Take a screenshot of a web page in Java [closed]
Solution 1:
I had best results with Selenium Webdriver using a VirtualFramebuffer and Firefox Binary. This is tested under ubuntu. You need to have xvfb and firefox installed
First install firefox and virtual framebuffer:
aptitude install xvfb firefox
Compile and run this class, open /tmp/screenshot.png afterwards
import java.io.File;
import java.io.IOException;
import org.apache.commons.io.FileUtils;
import org.openqa.selenium.OutputType;
import org.openqa.selenium.TakesScreenshot;
import org.openqa.selenium.WebDriver;
import org.openqa.selenium.firefox.FirefoxBinary;
import org.openqa.selenium.firefox.FirefoxDriver;
public class CaptureScreenshotTest
{
private static int DISPLAY_NUMBER = 99;
private static String XVFB = "/usr/bin/Xvfb";
private static String XVFB_COMMAND = XVFB + " :" + DISPLAY_NUMBER;
private static String URL = "http://www.google.com/";
private static String RESULT_FILENAME = "/tmp/screenshot.png";
public static void main ( String[] args ) throws IOException
{
Process p = Runtime.getRuntime().exec(XVFB_COMMAND);
FirefoxBinary firefox = new FirefoxBinary();
firefox.setEnvironmentProperty("DISPLAY", ":" + DISPLAY_NUMBER);
WebDriver driver = new FirefoxDriver(firefox, null);
driver.get(URL);
File scrFile = ( (TakesScreenshot) driver ).getScreenshotAs(OutputType.FILE);
FileUtils.copyFile(scrFile, new File(RESULT_FILENAME));
driver.close();
p.destroy();
}
}
Solution 2:
To build on two of the answers above:
Rendering the HTML in Java then saving to an image - A few Java based HTML renders exist, all with different sets of drawbacks. The most common is the one built in. This is quite simple and can only render fairly basic HTML. The most intresting I know of is The Flying Saucer Project. This can render fairly complex XHTML but you will have to convert HTML before you can use it (JTindy may be able to help here). Taking a Swing component and creating a image is fairly simple, you just pass an BufferedImage
s graphics object and pass it to the Swing components paint method. Then splat that out with ImageIO.

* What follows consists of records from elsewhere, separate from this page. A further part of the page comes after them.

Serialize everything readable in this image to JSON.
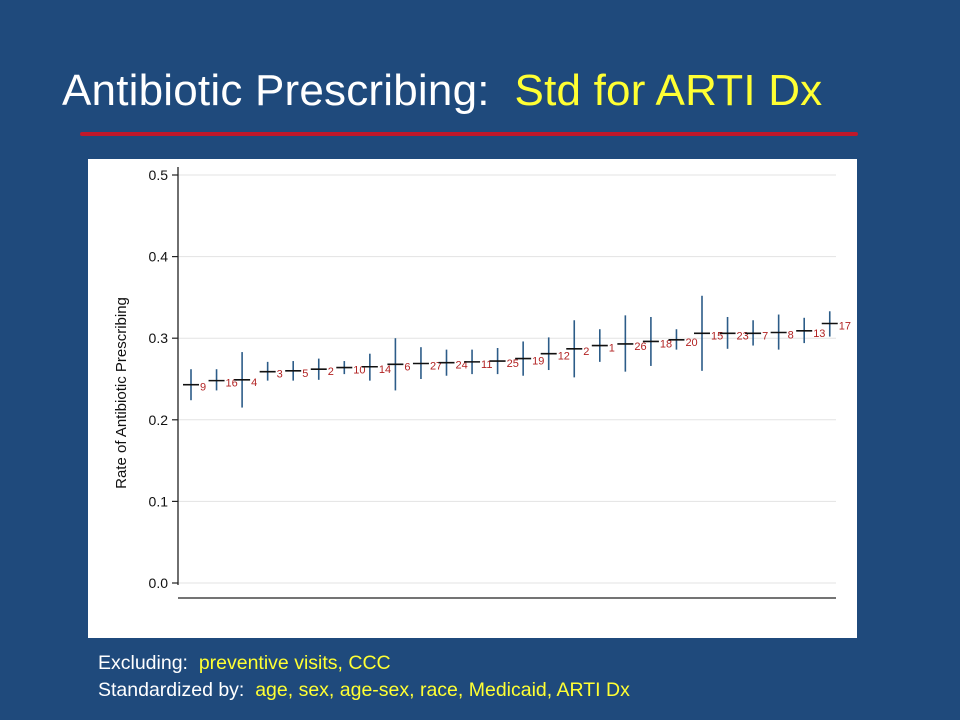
{
  "slide": {
    "title_prefix": "Antibiotic Prescribing:",
    "title_highlight": "Std for ARTI Dx",
    "excluding_label": "Excluding:",
    "excluding_value": "preventive visits, CCC",
    "standardized_label": "Standardized by:",
    "standardized_value": "age, sex, age-sex, race, Medicaid, ARTI Dx"
  },
  "colors": {
    "background": "#1f4a7c",
    "title": "#ffffff",
    "highlight": "#ffff33",
    "rule": "#c0182a",
    "ci_line": "#2c5c88",
    "point_label": "#b22222"
  },
  "chart_data": {
    "type": "scatter",
    "ylabel": "Rate of Antibiotic Prescribing",
    "xlabel": "",
    "ylim": [
      0.0,
      0.5
    ],
    "yticks": [
      "0.0",
      "0.1",
      "0.2",
      "0.3",
      "0.4",
      "0.5"
    ],
    "grid": true,
    "points": [
      {
        "label": "9",
        "rate": 0.243,
        "ci": [
          0.224,
          0.262
        ]
      },
      {
        "label": "16",
        "rate": 0.248,
        "ci": [
          0.236,
          0.262
        ]
      },
      {
        "label": "4",
        "rate": 0.249,
        "ci": [
          0.215,
          0.283
        ]
      },
      {
        "label": "3",
        "rate": 0.259,
        "ci": [
          0.248,
          0.271
        ]
      },
      {
        "label": "5",
        "rate": 0.26,
        "ci": [
          0.248,
          0.272
        ]
      },
      {
        "label": "2",
        "rate": 0.262,
        "ci": [
          0.249,
          0.275
        ]
      },
      {
        "label": "10",
        "rate": 0.264,
        "ci": [
          0.256,
          0.272
        ]
      },
      {
        "label": "14",
        "rate": 0.265,
        "ci": [
          0.248,
          0.281
        ]
      },
      {
        "label": "6",
        "rate": 0.268,
        "ci": [
          0.236,
          0.3
        ]
      },
      {
        "label": "27",
        "rate": 0.269,
        "ci": [
          0.25,
          0.289
        ]
      },
      {
        "label": "24",
        "rate": 0.27,
        "ci": [
          0.254,
          0.286
        ]
      },
      {
        "label": "11",
        "rate": 0.271,
        "ci": [
          0.256,
          0.286
        ]
      },
      {
        "label": "25",
        "rate": 0.272,
        "ci": [
          0.256,
          0.288
        ]
      },
      {
        "label": "19",
        "rate": 0.275,
        "ci": [
          0.254,
          0.296
        ]
      },
      {
        "label": "12",
        "rate": 0.281,
        "ci": [
          0.261,
          0.301
        ]
      },
      {
        "label": "2",
        "rate": 0.287,
        "ci": [
          0.252,
          0.322
        ]
      },
      {
        "label": "1",
        "rate": 0.291,
        "ci": [
          0.271,
          0.311
        ]
      },
      {
        "label": "26",
        "rate": 0.293,
        "ci": [
          0.259,
          0.328
        ]
      },
      {
        "label": "18",
        "rate": 0.296,
        "ci": [
          0.266,
          0.326
        ]
      },
      {
        "label": "20",
        "rate": 0.298,
        "ci": [
          0.286,
          0.311
        ]
      },
      {
        "label": "15",
        "rate": 0.306,
        "ci": [
          0.26,
          0.352
        ]
      },
      {
        "label": "23",
        "rate": 0.306,
        "ci": [
          0.287,
          0.326
        ]
      },
      {
        "label": "7",
        "rate": 0.306,
        "ci": [
          0.291,
          0.322
        ]
      },
      {
        "label": "8",
        "rate": 0.307,
        "ci": [
          0.286,
          0.329
        ]
      },
      {
        "label": "13",
        "rate": 0.309,
        "ci": [
          0.294,
          0.325
        ]
      },
      {
        "label": "17",
        "rate": 0.318,
        "ci": [
          0.302,
          0.333
        ]
      }
    ]
  }
}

A big advantage to this would be that the renderer would be headless. The disadvantage is that it would not be a perfect rendering and it would lack any plugins.
The second option requires you to start a web browser, work out where it is and then take a screen shot. Optionally you may also wish to strip out all the Firefox/IE/Opera/etc menus leaving you with just image. To get the dimensions of the web browser the simplest option would be to start it full screen. The other option would be to use something like JDICs browser component to include it as part of the Java application. It would then be able to specify where the HTML is being rendered on screen and then simply use Robot to create a screen shot of that area.
The big advantage to this is that it will give a perfect rendering (for a given browser). The two disadvantages is that it would require native code (or at least using a native component) and it could not be headless¹.
1) You could use a virtual frame buffer. But that is outside Java.